Our inn had long airy galleries, and a pleasant balcony fronting the mountain. In one of these we dined upon trout fresh from the rills, and cherries just culled from the orchards that cover the slopes above. The clouds were dispersing, and the topmost peak half visible, before we ended our repast. Every moment discovering some inaccessible cliff or summit, shining through the mists, and tinted by the sun with pale golden colours. These appearances filled me with such delight and with such a train of romantic associations, that I left the table and ran to an open field beyond the huts and gardens, to gaze in solitude and catch the vision before it dissolved away. You, if any human being is able, may conceive true ideas of these glowing vapours sailing over the pointed rocks; and brightening them in their passage with amber light.

When all were faded and lost in the blue ether, I had time to look around me and notice the mead in which I was standing. Here, clover covered its surface; there, crops of grain; further on, beds of herbs and the sweetest flowers. An amphitheatre of hills and rocks, broken into a variety of glens and precipices, guards the plain from intrusion, and opens a course for several clear rivulets, which, after gurgling amidst loose stones and fragments, fall down the steeps, and are concealed and quieted in the herbage of the vale.

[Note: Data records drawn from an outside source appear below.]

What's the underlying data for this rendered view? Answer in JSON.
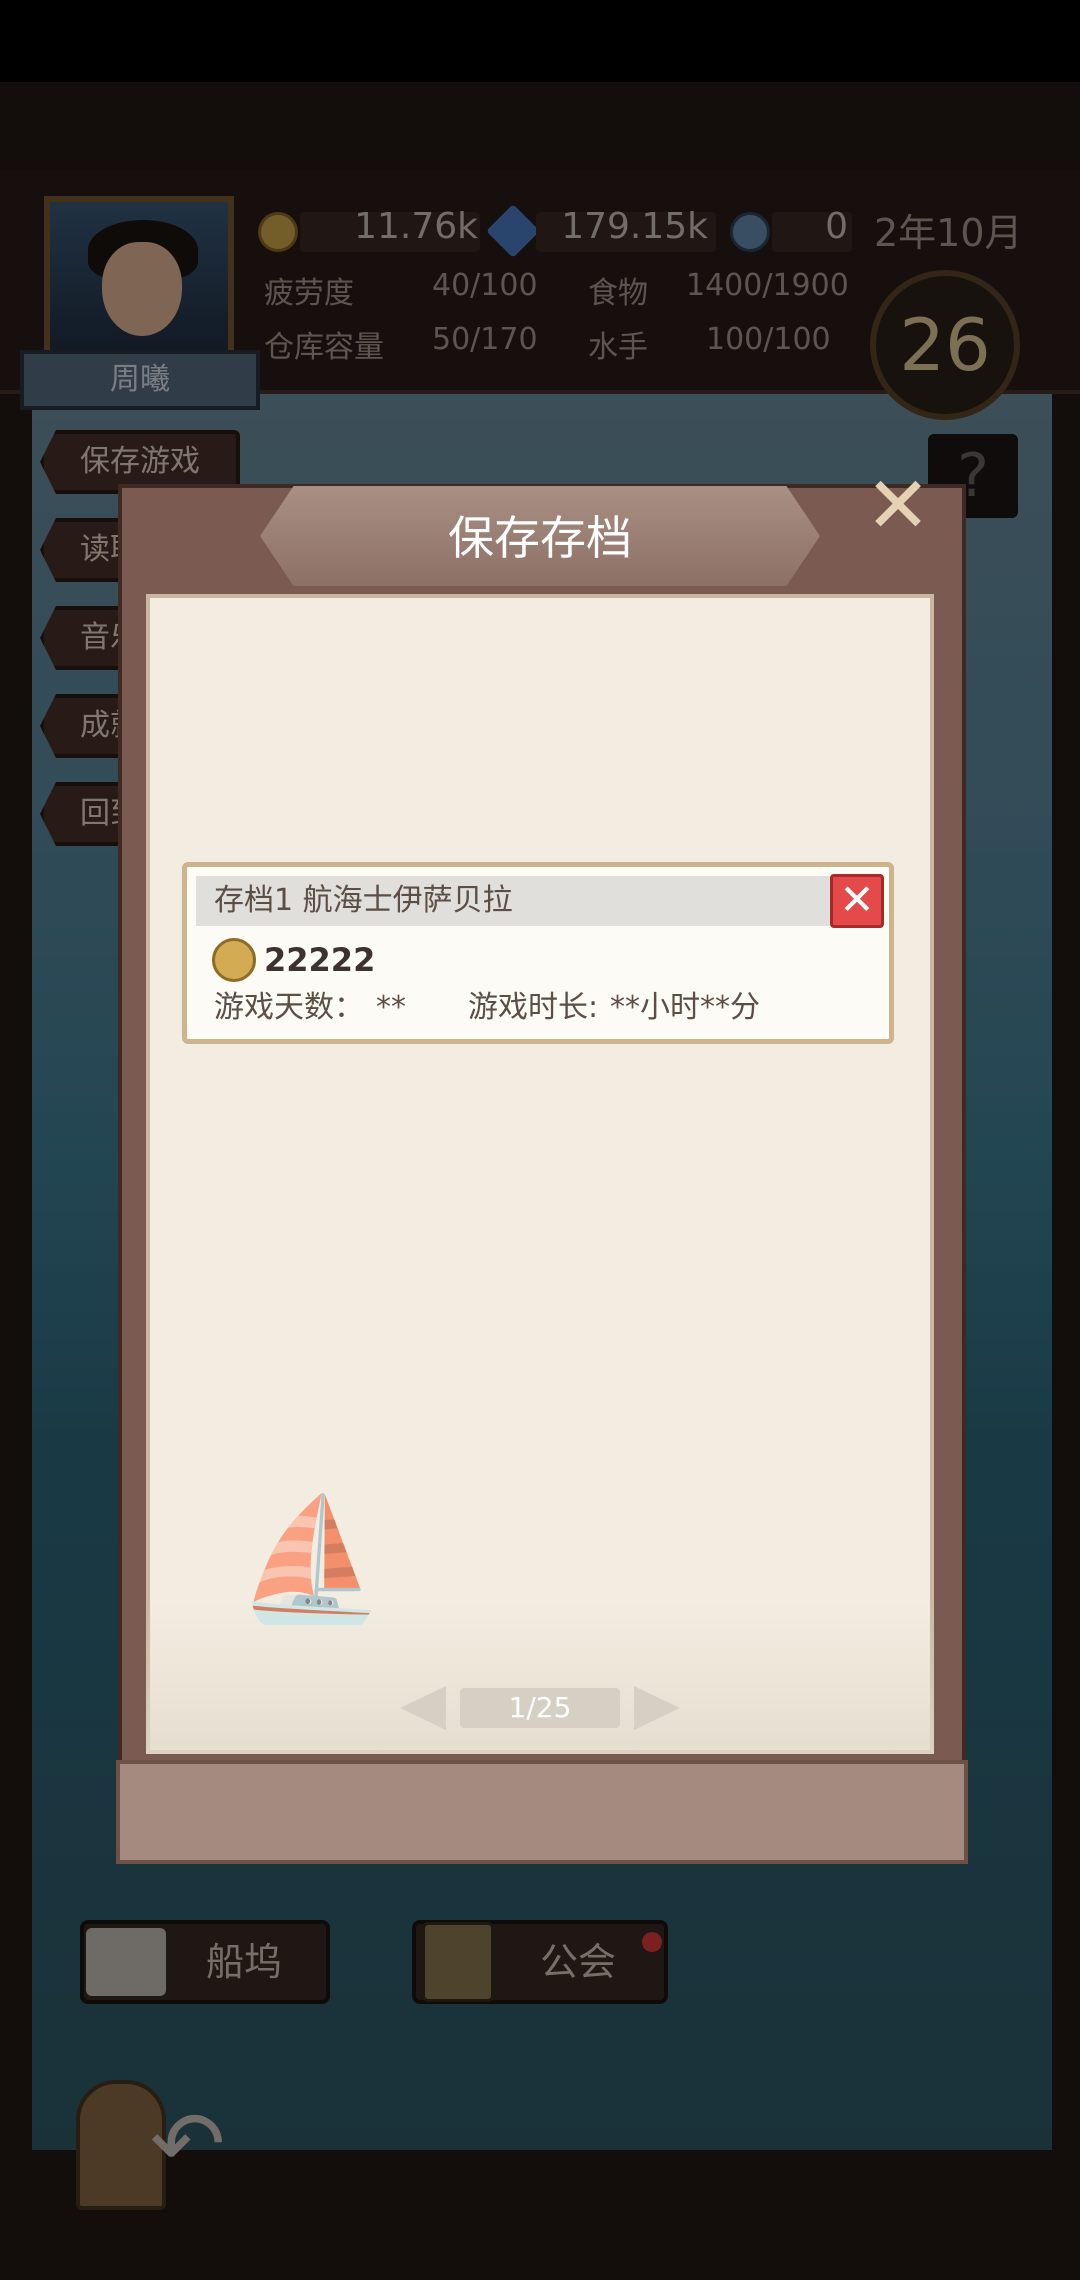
{
  "player": {
    "name": "周曦"
  },
  "resources": {
    "gold": "11.76k",
    "gems": "179.15k",
    "medals": "0"
  },
  "date": "2年10月",
  "stats": {
    "fatigue_label": "疲劳度",
    "fatigue_value": "40/100",
    "food_label": "食物",
    "food_value": "1400/1900",
    "warehouse_label": "仓库容量",
    "warehouse_value": "50/170",
    "sailors_label": "水手",
    "sailors_value": "100/100"
  },
  "day_counter": "26",
  "help_label": "?",
  "side_menu": [
    {
      "label": "保存游戏"
    },
    {
      "label": "读取游戏"
    },
    {
      "label": "音乐"
    },
    {
      "label": "成就"
    },
    {
      "label": "回到"
    }
  ],
  "bottom_nav": {
    "dock_label": "船坞",
    "guild_label": "公会"
  },
  "modal": {
    "title": "保存存档",
    "close_label": "✕",
    "slot": {
      "title": "存档1   航海士伊萨贝拉",
      "gold": "22222",
      "days_label": "游戏天数：",
      "days_value": "**",
      "time_label": "游戏时长:",
      "time_value": "**小时**分",
      "delete_label": "✕"
    },
    "pager": {
      "current": "1/25"
    }
  },
  "colors": {
    "accent_red": "#e54a4a",
    "paper": "#f3ede1",
    "frame": "#7b5b51"
  }
}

A cottage or two peep out of the woods that hang over the waterfalls; and on the brow of the hills above, appears a series of eleven little chapels, uniformly built. I followed the narrow path that leads to them, on the edge of the eminences, and met a troop of beautiful peasants, all of the name of Anna (for it was her saintship’s day), going to pay their devotions, severally, at these neat white fanes. There were faces that Guercino would not have disdained copying, with braids of hair the softest and most luxuriant I ever beheld. Some had wreathed it simply with flowers, other with rolls of a thin linen (manufactured in the neighbourhood), and disposed it with a degree of elegance one should not have expected on the cliffs of the Tyrol.